Team Steel takes 5th in Heavy Metal Challenge

It may not look like much, but let me tell you, that waterwheel design is BADASS. Why didn't we do cool stuff like this in my high school? Or if there was cool stuff like this in my high school, why didn't anyone tell me?

Last weekend I took part in the Heavy Metal: Amped on Wind Power challenge at the Boston Museum of Science. It’s an incredible one day engineering challenge in which high schoolers from all across the US meet up, are randomly broken into teams, and have to rapidly design, prototype, test, and build a huge mechanical structure to lift a giant metal trash can three stories into the air using nothing but wind power. The competition was a ton of fun, and I was assigned as a mentor to Team Steel, the most hard core group at the event. As such I gave them guidance and advice for what to do, but the team actually came up with and implemented the awesome device you see above. And it’s a good thing too, since they had much better ideas than I would have ever had.

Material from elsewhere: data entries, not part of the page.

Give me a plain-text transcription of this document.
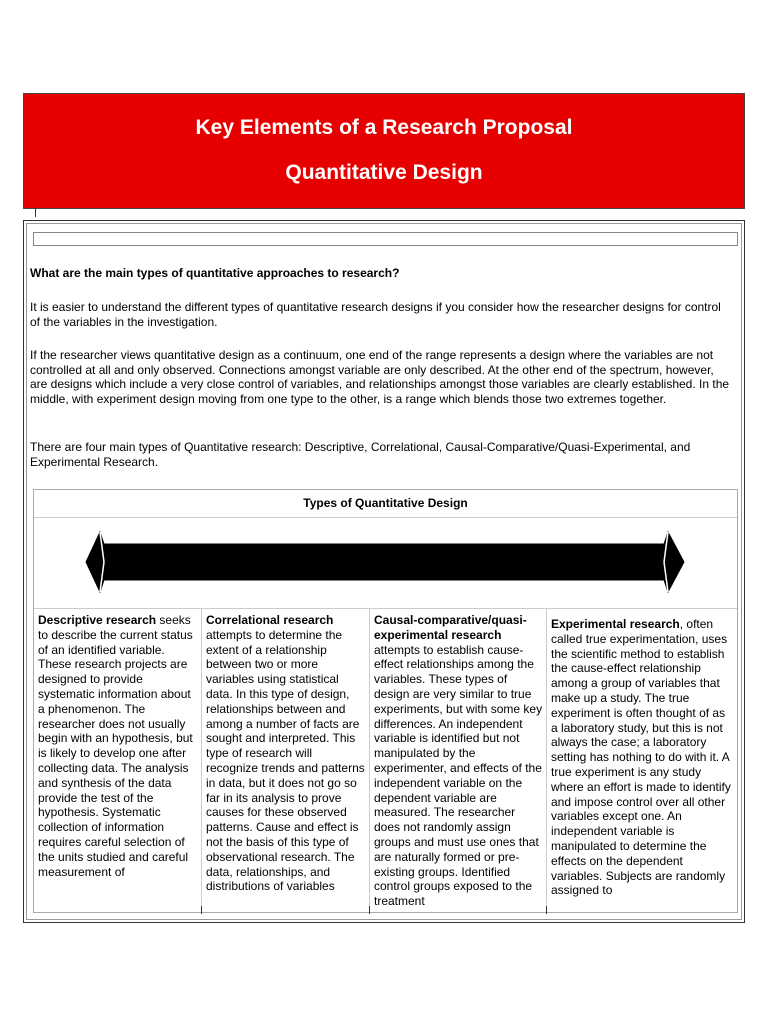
Key Elements of a Research Proposal
Quantitative Design
What are the main types of quantitative approaches to research?
It is easier to understand the different types of quantitative research designs if you consider how the researcher designs for control of the variables in the investigation.
If the researcher views quantitative design as a continuum, one end of the range represents a design where the variables are not controlled at all and only observed. Connections amongst variable are only described. At the other end of the spectrum, however, are designs which include a very close control of variables, and relationships amongst those variables are clearly established. In the middle, with experiment design moving from one type to the other, is a range which blends those two extremes together.
There are four main types of Quantitative research: Descriptive, Correlational, Causal-Comparative/Quasi-Experimental, and Experimental Research.
Types of Quantitative Design
Descriptive research seeks to describe the current status of an identified variable. These research projects are designed to provide systematic information about a phenomenon. The researcher does not usually begin with an hypothesis, but is likely to develop one after collecting data. The analysis and synthesis of the data provide the test of the hypothesis. Systematic collection of information requires careful selection of the units studied and careful measurement of
Correlational research attempts to determine the extent of a relationship between two or more variables using statistical data. In this type of design, relationships between and among a number of facts are sought and interpreted. This type of research will recognize trends and patterns in data, but it does not go so far in its analysis to prove causes for these observed patterns. Cause and effect is not the basis of this type of observational research. The data, relationships, and distributions of variables
Causal-comparative/quasi-experimental research attempts to establish cause-effect relationships among the variables. These types of design are very similar to true experiments, but with some key differences. An independent variable is identified but not manipulated by the experimenter, and effects of the independent variable on the dependent variable are measured. The researcher does not randomly assign groups and must use ones that are naturally formed or pre-existing groups. Identified control groups exposed to the treatment
Experimental research, often called true experimentation, uses the scientific method to establish the cause-effect relationship among a group of variables that make up a study. The true experiment is often thought of as a laboratory study, but this is not always the case; a laboratory setting has nothing to do with it. A true experiment is any study where an effort is made to identify and impose control over all other variables except one. An independent variable is manipulated to determine the effects on the dependent variables. Subjects are randomly assigned to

We had few materials (mostly cardboard, duct tape, and pvc piping), and our only power source were two giant fans blowing hurricane gusts. After a lot of discussion and failed designs the team settled on the waterwheel device you see above. The cups on the bottom would catch the wind, spinning the whole device around an axle made out of two cardboard tubes coated with torn up trash bags to decrease friction. As it spun it would wind up a rope which was attached to the trash can through a pulley, hoisting it to the ceiling.

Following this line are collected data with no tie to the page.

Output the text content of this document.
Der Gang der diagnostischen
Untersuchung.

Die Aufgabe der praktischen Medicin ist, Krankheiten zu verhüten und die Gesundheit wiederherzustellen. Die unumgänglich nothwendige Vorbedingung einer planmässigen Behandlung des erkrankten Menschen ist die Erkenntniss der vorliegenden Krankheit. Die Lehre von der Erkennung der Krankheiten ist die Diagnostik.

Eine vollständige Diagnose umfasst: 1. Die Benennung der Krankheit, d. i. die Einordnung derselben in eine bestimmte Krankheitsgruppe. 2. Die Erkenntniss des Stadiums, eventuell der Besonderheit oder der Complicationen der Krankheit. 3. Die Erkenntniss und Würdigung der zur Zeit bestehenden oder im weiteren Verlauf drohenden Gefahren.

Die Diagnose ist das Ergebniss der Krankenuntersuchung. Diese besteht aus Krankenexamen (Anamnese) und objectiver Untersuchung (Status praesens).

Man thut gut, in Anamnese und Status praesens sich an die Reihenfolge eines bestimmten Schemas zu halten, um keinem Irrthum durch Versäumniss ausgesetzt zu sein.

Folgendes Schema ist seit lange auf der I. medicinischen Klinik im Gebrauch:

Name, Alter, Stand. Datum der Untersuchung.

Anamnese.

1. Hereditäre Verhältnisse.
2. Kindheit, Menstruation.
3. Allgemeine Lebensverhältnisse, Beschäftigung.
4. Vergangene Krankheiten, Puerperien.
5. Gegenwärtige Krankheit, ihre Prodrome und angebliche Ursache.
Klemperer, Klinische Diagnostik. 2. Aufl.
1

So how’d we do? Pretty damn well! We raised the trash can the full 27.6 feet in only 83 seconds earning us 5th place out of 32 teams. Only 11 teams raised the can the entire distance, so it was quite an accomplishment (the winning team shattered the previous record, finishing in 29 seconds. Wow!). The most impressive part in my mind though was how the team iterated on design after testing, and how quickly they settled on an idea to try instead of debating endlessly. Hopefully some of these super talented kids will wind up getting interested in game development!